Stop al pane precotto venduto sfuso, come fosse fresco di panificio. Lo ha deciso la Corte di Cassazione con la sentenza 14712 respingendo il ricorso di una società della grande distribuzione, considerata responsabile per aver violato le norme sulla panificazione e venduto nel supermercato di una grande catena pane acquistato da una ditta estera e "ottenuto dal completamento, previa cottura, di prodotto parzialmente cotto e surgelato", privo di etichetta e di confezione.
I ricorrenti chiedevano addirittura un rinvio pregiudiziale alla Corte di giustizia dell’Unione europea, per violazione dei principi in tema di libera circolazione e libero commercio.
Secondo la Suprema Corte, se l'obbligo di confezione ed etichetta è un limite alla libertà di impresa, questo è comunque giustificato dall'utilità sociale, che è quella di informare il consumatore delle caratteristiche del prodotto, come previsto dall'articolo 41 della Costituzione.

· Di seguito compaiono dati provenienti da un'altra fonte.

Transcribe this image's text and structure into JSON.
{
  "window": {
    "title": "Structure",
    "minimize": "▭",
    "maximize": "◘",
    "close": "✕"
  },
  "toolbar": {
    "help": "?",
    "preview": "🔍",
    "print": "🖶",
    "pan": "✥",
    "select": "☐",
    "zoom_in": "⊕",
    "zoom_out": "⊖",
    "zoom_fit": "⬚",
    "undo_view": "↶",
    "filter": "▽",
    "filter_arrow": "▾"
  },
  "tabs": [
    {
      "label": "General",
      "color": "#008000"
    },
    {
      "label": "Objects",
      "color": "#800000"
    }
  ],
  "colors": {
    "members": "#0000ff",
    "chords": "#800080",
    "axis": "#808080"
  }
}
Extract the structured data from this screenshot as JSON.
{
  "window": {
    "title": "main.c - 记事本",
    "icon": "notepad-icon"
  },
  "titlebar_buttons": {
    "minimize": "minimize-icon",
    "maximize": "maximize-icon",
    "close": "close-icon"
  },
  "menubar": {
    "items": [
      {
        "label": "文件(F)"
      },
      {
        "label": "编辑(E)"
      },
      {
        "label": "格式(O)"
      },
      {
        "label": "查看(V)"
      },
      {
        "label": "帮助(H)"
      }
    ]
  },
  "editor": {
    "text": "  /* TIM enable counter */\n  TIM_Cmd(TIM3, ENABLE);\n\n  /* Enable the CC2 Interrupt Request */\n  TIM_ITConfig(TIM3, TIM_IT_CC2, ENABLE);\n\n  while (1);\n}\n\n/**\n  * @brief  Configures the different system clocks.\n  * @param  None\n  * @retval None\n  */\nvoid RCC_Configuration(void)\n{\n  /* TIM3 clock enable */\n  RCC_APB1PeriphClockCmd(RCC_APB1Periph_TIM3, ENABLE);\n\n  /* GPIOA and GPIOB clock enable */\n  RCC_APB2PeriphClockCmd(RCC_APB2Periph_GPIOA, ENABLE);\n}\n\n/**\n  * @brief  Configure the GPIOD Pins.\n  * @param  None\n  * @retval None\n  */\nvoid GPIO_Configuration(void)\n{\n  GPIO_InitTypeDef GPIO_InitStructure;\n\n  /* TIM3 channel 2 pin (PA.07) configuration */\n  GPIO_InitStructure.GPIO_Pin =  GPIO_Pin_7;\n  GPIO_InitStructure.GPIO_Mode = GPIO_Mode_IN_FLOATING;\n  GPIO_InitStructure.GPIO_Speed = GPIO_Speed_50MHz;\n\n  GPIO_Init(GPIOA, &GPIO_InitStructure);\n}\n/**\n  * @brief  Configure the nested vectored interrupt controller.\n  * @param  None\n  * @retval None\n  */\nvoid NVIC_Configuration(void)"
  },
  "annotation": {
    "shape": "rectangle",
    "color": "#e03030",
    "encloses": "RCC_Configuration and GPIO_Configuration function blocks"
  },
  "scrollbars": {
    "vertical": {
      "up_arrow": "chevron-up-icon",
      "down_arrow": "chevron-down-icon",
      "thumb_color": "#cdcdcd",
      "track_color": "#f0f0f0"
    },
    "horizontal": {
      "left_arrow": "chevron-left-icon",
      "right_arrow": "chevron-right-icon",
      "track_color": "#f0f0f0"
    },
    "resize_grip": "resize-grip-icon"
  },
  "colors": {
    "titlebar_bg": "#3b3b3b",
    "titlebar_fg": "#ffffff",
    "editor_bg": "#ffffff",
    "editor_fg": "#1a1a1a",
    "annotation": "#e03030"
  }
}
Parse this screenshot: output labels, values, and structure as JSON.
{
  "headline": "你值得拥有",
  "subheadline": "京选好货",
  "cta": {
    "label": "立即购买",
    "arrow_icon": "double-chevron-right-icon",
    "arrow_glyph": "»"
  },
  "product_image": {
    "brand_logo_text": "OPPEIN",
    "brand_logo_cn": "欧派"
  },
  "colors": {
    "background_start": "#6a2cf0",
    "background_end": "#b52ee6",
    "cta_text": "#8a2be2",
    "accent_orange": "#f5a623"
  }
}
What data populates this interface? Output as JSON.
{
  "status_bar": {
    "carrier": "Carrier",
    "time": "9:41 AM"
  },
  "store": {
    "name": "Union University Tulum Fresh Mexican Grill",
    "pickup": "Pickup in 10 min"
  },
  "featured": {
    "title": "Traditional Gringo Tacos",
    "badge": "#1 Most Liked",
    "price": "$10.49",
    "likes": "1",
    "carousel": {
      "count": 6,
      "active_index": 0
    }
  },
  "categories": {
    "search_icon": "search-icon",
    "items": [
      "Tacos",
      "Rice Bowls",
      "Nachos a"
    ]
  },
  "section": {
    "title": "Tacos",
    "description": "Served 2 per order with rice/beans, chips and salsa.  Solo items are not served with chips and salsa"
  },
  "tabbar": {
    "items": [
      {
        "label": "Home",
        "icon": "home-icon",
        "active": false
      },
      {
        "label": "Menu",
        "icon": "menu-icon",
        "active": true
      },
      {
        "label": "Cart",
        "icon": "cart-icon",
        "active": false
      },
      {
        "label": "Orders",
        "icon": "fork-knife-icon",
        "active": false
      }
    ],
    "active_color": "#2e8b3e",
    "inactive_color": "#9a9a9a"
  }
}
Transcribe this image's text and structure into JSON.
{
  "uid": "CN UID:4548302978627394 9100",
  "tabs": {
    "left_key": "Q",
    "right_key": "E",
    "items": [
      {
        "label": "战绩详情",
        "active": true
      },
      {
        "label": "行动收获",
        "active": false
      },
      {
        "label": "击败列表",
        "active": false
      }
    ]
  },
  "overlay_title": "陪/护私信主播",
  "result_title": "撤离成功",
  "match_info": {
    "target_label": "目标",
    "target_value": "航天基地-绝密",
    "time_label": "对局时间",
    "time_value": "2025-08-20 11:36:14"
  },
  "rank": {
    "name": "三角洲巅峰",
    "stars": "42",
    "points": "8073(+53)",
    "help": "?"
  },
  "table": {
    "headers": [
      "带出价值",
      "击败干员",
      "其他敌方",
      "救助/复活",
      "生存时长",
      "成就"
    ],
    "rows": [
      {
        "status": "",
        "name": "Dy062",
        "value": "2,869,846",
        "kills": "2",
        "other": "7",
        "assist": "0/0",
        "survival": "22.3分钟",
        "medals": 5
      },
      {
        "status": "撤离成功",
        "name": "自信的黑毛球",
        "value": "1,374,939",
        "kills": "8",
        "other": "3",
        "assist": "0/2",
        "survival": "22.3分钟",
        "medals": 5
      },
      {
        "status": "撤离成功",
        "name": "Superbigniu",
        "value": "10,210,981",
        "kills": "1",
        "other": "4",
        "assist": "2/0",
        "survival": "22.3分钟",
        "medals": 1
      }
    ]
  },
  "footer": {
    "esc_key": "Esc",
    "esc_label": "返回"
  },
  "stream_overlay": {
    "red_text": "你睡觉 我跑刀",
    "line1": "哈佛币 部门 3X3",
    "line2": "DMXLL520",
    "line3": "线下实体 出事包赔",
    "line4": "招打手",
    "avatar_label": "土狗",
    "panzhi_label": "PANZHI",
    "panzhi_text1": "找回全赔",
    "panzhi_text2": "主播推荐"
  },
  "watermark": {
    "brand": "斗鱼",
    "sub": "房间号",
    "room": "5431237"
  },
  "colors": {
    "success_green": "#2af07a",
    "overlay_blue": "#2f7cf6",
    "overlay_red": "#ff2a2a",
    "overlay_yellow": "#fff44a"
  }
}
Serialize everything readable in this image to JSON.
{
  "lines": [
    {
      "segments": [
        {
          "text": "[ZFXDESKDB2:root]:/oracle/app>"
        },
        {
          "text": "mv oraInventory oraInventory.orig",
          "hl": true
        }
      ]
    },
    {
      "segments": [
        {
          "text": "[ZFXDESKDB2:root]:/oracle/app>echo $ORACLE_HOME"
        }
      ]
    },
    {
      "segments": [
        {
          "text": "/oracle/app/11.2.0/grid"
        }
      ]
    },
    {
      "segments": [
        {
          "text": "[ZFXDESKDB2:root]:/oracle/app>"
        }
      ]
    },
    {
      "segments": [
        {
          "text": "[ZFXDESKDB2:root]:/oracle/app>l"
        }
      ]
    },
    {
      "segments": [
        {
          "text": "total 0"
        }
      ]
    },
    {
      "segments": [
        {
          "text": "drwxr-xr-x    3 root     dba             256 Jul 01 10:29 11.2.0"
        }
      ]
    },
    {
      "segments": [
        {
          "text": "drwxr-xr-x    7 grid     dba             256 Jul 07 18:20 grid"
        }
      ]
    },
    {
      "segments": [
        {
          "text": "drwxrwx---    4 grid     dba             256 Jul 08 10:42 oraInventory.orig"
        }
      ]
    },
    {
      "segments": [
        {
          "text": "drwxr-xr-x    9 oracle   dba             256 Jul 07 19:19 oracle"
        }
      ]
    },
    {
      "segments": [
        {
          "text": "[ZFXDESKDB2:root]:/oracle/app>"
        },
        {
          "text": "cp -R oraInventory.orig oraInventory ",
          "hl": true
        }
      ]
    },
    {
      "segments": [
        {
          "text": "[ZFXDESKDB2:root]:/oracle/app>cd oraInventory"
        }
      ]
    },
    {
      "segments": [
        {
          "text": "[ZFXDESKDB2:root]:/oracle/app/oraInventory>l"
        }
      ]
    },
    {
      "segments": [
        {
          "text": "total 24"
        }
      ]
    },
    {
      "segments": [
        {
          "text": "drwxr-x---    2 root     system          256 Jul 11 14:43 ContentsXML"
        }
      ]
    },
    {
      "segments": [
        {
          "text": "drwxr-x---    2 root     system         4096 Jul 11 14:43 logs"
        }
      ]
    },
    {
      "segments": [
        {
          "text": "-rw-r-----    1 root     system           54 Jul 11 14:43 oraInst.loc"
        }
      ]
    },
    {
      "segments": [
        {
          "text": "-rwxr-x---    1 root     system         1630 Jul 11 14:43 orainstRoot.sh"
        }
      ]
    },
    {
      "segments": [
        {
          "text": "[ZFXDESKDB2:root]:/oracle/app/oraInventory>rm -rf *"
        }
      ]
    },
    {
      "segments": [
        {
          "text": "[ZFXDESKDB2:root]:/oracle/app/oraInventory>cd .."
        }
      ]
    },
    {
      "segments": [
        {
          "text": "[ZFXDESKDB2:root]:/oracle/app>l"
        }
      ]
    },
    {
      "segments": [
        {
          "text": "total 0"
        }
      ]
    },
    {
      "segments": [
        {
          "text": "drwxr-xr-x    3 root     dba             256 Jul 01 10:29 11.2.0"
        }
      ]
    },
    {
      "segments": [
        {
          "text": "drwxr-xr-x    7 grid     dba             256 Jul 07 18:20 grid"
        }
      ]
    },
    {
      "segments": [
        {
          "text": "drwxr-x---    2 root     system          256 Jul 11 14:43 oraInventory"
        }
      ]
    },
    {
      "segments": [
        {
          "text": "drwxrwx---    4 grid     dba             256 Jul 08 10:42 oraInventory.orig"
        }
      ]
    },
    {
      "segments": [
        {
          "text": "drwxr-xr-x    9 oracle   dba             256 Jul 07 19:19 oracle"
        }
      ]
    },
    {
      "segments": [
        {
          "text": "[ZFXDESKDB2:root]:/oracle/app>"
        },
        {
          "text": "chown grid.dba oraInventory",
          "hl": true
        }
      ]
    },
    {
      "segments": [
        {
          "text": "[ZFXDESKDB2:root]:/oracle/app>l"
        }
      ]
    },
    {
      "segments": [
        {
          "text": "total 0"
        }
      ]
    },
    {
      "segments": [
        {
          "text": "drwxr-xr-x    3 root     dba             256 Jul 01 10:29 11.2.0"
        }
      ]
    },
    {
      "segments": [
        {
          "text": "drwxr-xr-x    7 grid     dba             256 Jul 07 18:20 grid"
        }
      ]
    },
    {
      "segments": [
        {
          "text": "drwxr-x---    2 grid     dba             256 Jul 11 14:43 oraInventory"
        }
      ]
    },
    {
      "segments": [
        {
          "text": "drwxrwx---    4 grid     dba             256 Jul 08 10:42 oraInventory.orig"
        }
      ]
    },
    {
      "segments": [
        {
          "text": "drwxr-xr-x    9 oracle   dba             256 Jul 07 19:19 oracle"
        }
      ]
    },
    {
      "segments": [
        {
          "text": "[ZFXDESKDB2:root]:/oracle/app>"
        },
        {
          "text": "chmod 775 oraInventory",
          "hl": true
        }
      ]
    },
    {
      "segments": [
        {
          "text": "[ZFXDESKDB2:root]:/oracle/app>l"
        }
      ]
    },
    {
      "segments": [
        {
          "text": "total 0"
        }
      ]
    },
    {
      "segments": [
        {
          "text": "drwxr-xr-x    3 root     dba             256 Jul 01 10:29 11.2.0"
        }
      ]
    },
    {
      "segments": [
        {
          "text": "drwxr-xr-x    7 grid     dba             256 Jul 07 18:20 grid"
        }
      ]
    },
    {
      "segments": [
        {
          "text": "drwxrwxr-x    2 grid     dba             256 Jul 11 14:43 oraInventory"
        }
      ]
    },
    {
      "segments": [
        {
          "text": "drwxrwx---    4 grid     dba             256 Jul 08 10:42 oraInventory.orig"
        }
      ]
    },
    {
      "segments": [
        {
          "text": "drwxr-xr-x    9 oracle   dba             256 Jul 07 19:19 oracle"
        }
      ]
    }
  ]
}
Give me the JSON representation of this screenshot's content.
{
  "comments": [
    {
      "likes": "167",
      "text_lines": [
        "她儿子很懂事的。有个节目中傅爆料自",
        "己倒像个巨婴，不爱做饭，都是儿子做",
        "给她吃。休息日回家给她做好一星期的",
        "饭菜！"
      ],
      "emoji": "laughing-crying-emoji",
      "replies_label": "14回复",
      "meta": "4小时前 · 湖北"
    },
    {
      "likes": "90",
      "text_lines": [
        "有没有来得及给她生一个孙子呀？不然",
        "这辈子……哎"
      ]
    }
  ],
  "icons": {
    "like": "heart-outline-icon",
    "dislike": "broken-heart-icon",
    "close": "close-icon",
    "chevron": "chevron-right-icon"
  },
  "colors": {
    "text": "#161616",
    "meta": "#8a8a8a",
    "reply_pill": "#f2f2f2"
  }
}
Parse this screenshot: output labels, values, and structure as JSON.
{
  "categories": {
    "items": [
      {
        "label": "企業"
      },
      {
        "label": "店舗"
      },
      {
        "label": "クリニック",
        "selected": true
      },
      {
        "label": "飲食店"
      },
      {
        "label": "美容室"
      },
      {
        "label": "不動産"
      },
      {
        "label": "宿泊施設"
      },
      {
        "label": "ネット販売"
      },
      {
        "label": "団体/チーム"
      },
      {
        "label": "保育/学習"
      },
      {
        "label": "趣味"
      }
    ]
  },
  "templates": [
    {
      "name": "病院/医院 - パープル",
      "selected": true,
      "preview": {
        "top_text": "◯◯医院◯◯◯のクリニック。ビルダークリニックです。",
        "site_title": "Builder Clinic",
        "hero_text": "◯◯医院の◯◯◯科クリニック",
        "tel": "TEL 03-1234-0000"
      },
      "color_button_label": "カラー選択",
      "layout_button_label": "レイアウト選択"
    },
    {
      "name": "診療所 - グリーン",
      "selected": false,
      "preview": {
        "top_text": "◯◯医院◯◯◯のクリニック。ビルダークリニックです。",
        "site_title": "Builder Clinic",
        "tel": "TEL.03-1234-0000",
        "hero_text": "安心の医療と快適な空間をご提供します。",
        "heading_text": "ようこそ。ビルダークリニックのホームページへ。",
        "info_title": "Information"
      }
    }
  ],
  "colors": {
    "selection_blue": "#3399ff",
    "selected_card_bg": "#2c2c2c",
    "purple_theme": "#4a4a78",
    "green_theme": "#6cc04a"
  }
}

“Plaudiamo a questa sentenza – commenta il Direttore di Confartigianato, Giuseppe Menchelli - che favorisce la trasparenza e aiuta il consumatore ad acquistare con consapevolezza. Una decisione importante anche per i panificatori artigiani spezzini, al loro lavoro e alla qualità di un prodotto d'eccellenza”.
Per la categoria dei Panificatori di Confartigianato la soddisfazione di veder riconosciuto il proprio impegno quotidiano di produttori di qualità, un ulteriore passo avanti verso la trasparenza nei confronti dei consumatori e nella tutela della qualità.
Ora per Confartigianato serve una legge nazionale che riguardi le etichette e i paesi d'origine del pane precotto per tutelare i consumatori e dare l'opportunità di capire con un colpo d'occhio se stiamo acquistando pane fresco o qualcos'altro.